Determine crawl schedules
Published: May 12, 2010
The key variable that affects the load on the crawler, the network, and the remote Web servers is the request rate. This value is determined by the delay setting, which indicates how long the Web crawler should wait, after fetching a Web item, before requesting the next one.
For each Web site that is crawled concurrently, the overall Web item request rate will be a function of the delay and max_pending settings, as well as the response time of the Web server itself. The Web crawler's overall download rate depends on how many Web sites are crawling concurrently. The theoretical maximum speed is defined by dividing the value of the max_sites settings with the delay setting. However, the actual speed will generally be the number of concurrently crawling Web sites divided by the delay setting.
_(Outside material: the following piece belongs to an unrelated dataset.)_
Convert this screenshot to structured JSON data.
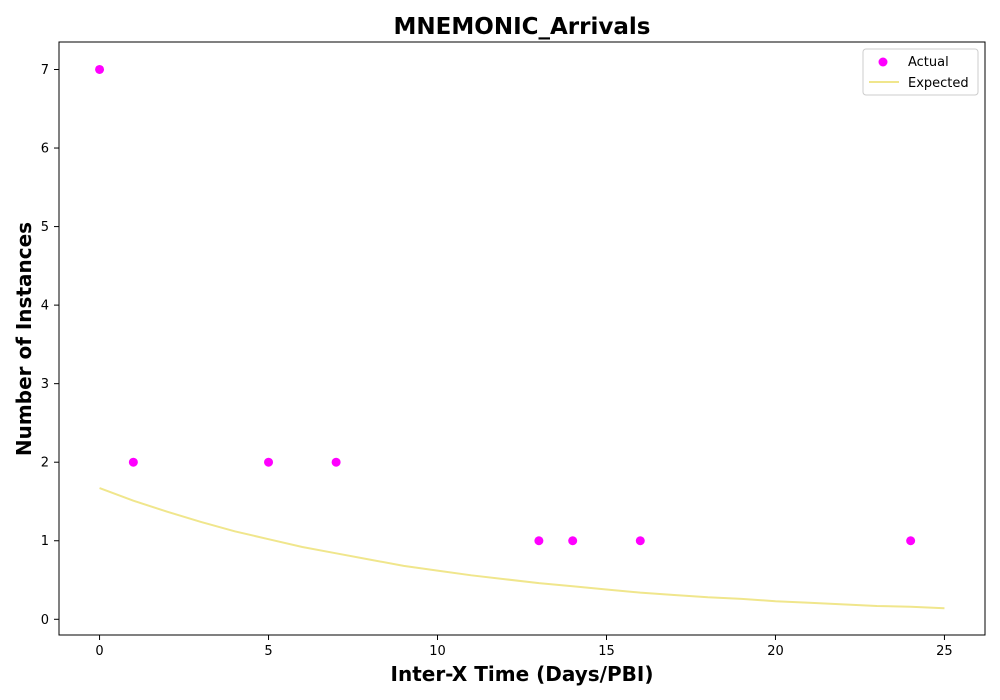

Do not overload any Web sites or servers you plan to crawl.
Use the default request rate of 60 seconds (or higher) when crawling Web sites that are not owned by the organization running the crawl. This rate avoids putting a high burden on the Web server from which Web items are being requested. For Web crawls within the same organization or network, lower values may be used, although note that using very low values (for example, less than 5 seconds) can be stressful on the systems involved.
The refresh interval, configured by the refresh setting, determines the overall length of the crawl cycle. The crawl cycle is the period of time over which a crawl should run without revisiting a Web site to see if new or modified Web items exist. Picking an appropriate interval depends on the amount of content to be fetched (which in turn depends both on the number of Web sites and how many Web items each contain) and the update rate or freshness of the Web sites. In some cases, there are many Web sites with very static/stable content, and a few that are updated frequently; these can be configured either as separate crawl collections, or given distinct settings through the use of a sub collection.
The behavior of the Web crawler at the end of the crawl cycle depends upon the refresh_mode and refresh_when_idle settings, as well as and the current level of activity. If the refresh interval is sufficiently large to allow all Web sites to be completely crawled, and the refresh_when_idle setting is disabled, the crawler will remain idle until the refresh interval ends. If the setting is enabled, a new crawl cycle will start immediately. A new crawl cycle is started by adding the start URLs to the crawl work queue.